Quand on débute et ça a été le cas pour moi, gérer 3 plans relevait de l’impossible. C’est une peu comme jongler. Mieux vaut commencer par 2 balles que directement avec 3 ! Pour les layers, c’est pareil. Il faut commencer simplement avec uniquement un premier plan et un arrière plan. Vous allez me dire facile ! Il suffit de se concentrer sur le premier plan et ce qui sera derrière sera considéré comme l’arrière plan … Eh bien ce n’est pas aussi simple car dans ce cas là, vous ne construisez pas votre image, mais vous laissez une grande part au hasard.

 

 

Dans ce premier exemple, j’ai été attiré par ces jeunes filles avec leur t-shirts jaunes devant la cathédrale d’Aix-en-Provence. L’une d’elle était montée sur un plot en béton et m’offrait une jolie situation à capturer. J’ai commencé à faire des photos mais je les trouvais vides car il manquait de la profondeur à mes images. Ces filles étaient relativement statiques, ce qui me permettait de me concentrer sur ce qui se passait derrière elles. Il y avait du passage, mais il fallait attendre que certains éléments se mettent en place pour avoir une photo intéressante. Il y avait un groupe de personnes statique sur la gauche mais sans grand intérêt dans l’arrière plan, puis j’ai vu un monsieur qui sortait de la cathédrale et un autre avec une poussette. En une fraction de seconde, tous les éléments se sont alignés. La fille avec la gestuelle, l’homme qui sortait de l’église et l’homme à la poussette. C’est le moment que j’ai choisi pour déclencher.

 

Juste pour info, le Ricoh GRD IV a un buffer de m**** ! Je dois attendre 2 secondes entre deux déclenchements. Je n’avais pas droit à l’erreur. Croyez le ou pas, les deux hommes en arrière plan sont exactement là où je voulais qu’ils soient pour qu’ils se détachent bien sur les murs de la cathédrale.

 

 

Dans ce deuxième exemple, j’étais avec Elizabeth Char dans Aix-en-Provence et j’ai été attiré par ce petit garçon habillé en spider-man avec ses sœurs et ses parents. La petite famille a été mon point d’ancrage. Là aussi, ils étaient statiques et me permettaient de regarder autour de moi pour savoir comment je pouvais intégrer un premier plan à cette composition. Assez rapidement, j’ai vu cette fille avec sa veste en cuir rouge qui tenait son portable. J’ai attendu que les gens passant au premier plan encadrent mon sujet principal qui était la petite famille. C’est une question de timing.

 

 

C’est sûrement la technique la plus simple à mettre en place. Se concentrer sur  l’arrière plan et attendre qu’un premier plan  entre dans le cadre. Mais là aussi, il faut s’assurer que le premier plan soit intéressant.

 

 

Sur cette dernière photo , j’ai procédé comme sur le premier exemple. En me focalisant d’abord sur le premier plan. J’ai utilisé les personnes qui attendaient à l’arrêt de bus qui formaient un cadre naturel pour ce que je voulais faire. L’action se passe surtout en arrière plan car le premier plan est plutôt statique. On distingue le regard de l’homme qui observe quelque chose à droite et le monsieur ou la dame sur la droite avec son bouquet de fleur offre un premier plan coloré.

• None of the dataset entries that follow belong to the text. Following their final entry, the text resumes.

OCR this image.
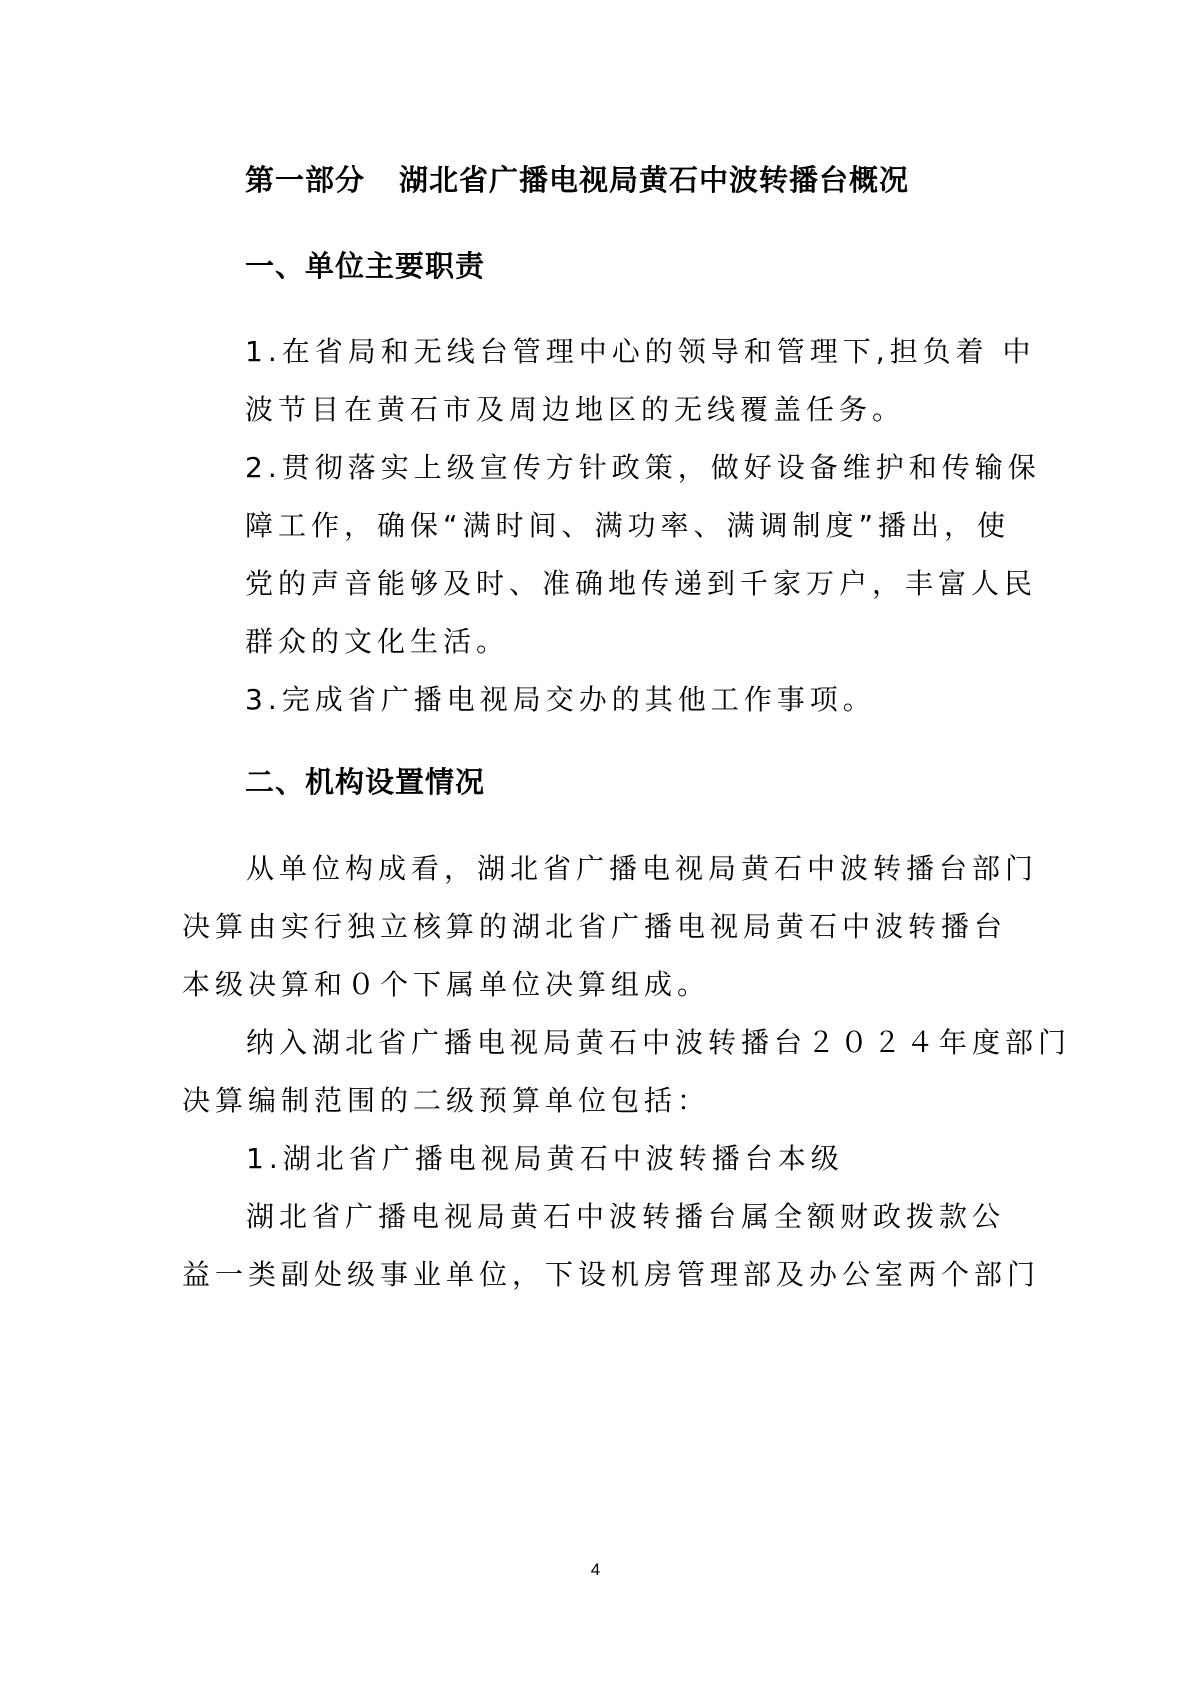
第一部分 湖北省广播电视局黄石中波转播台概况
一、单位主要职责
1.在省局和无线台管理中心的领导和管理下,担负着 中
波节目在黄石市及周边地区的无线覆盖任务。
2.贯彻落实上级宣传方针政策，做好设备维护和传输保
障工作，确保“满时间、满功率、满调制度”播出，使
党的声音能够及时、准确地传递到千家万户，丰富人民
群众的文化生活。
3.完成省广播电视局交办的其他工作事项。
二、机构设置情况
从单位构成看，湖北省广播电视局黄石中波转播台部门
决算由实行独立核算的湖北省广播电视局黄石中波转播台
本级决算和０个下属单位决算组成。
纳入湖北省广播电视局黄石中波转播台２０２４年度部门
决算编制范围的二级预算单位包括：
1.湖北省广播电视局黄石中波转播台本级
湖北省广播电视局黄石中波转播台属全额财政拨款公
益一类副处级事业单位，下设机房管理部及办公室两个部门
4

Les deux personnages en arrière plan donnent de la profondeur à l’image et on se rend bien compte que ce sont eux les éléments importants de l’image.

 

Je fais beaucoup ce genre de photos car au final je les trouve assez simples à réaliser. Je ne dirais pas qu’elles sont faciles, mais avec de la pratique, ça vient assez naturellement. En tout cas c’est le cas pour moi. Nous allons voir que c’est beaucoup plus compliqué de rajouter un 3ème plan…

 

  • 3 plans.

 

Bien évidemment, c’est plus compliqué d’ajouter un troisième plan car on complexifie la composition. Il y a plusieurs techniques. L’une d’entre elle consiste à être très près des gens en profitant de la proximité avec les sujets photographiés pour superposer les plans. Ça fonctionne relativement bien au grand angle. Un bon moyen de s’entraîner avec ce genre de technique, c’est d’aller dans les manifestations ou dans les endroits très denses comme des endroits touristiques. Vous pouvez tout aussi bien le faire dans des ruelles étroites. C’est ce que je fais moi. Je repère des endroits passants et assez étroits pour essayer de construire une image à 3 plans. Ça fonctionne très bien avec des situations statiques.

 

 

Dans l’exemple ci-dessus, je me trouvais dans une ruelle étroite d’Aix-en-Provence quand j’ai vu ce groupe de touristes chinois. Je me suis collé au groupe pour faire des photos et avoir directement un premier plan percutant que j’ai collé sur le côté droit de ma composition. Du fait de mon extrême proximité avec les personnes, les différents plans étaient évidents. Ici, on ne peut pas parler d’arrière plan, mais on a bien plusieurs plans différents. Cette photo est complexe et c’est ce qui pour moi la rend intéressante.

 

 

Dans ce deuxième exemple, le résultat était plus hasardeux car les personnes étaient en mouvement. Cette technique marche relativement bien mais a un gros défaut. Les photos sont percutantes mais au final assez peu intéressantes d’une manière générale car assez aléatoires. En opérant comme ça, il faut être très réactif car ça se passe très vite. C’est assez simple à comprendre pourquoi. Plus vous êtes près de vos sujets, plus les choses se passent vite. Quand j’opère de la sorte, je me mets face au flux de personnes qui passent devant moi et j’essaye de repérer une gestuelle ou un personnage intéressant. Ici c’était l’homme à la cigarette.

 

 

Vu qu’il occupe la moitié du cadre et que je suis au grand angle, je vous laisse imaginer à quelle distance je me trouvais de lui … J’ai utilisé le mode snap de mon Ricoh GRD IV calé à 1,5 m mais j’aurais du utiliser une distance inférieure car mon premier plan est flou. Au final ce n’est pas bien gênant car le regard que me lance le troisième homme en arrière plan est plus important. Le gros problème quand on fait des layers de cette façon, c’est qu’on a forcément des personnages qui se superposent et qui nuisent à la bonne lecture de la photo. C’est le cas ici avec la cigarette qui se superpose sur le visage de l’homme présent sur le plan intermédiaire. C’est pour cela que ce n’est pas ma méthode préférée pour obtenir de belles photos avec des layers.

 

 

Depuis quelques temps j’essaye d’aérer mes photos et de faire quelques pas en arrière pour mieux capturer les scènes au lieu de faire des close-up. Etre moins près des gens vous permet d’avoir un peu plus de temps pour la composition et bien faire attention à ce qu’il n’y ait pas de personnes qui se superposent. J’insiste beaucoup sur cet élément car une photo peut être ruinée avec ce genre de défaut …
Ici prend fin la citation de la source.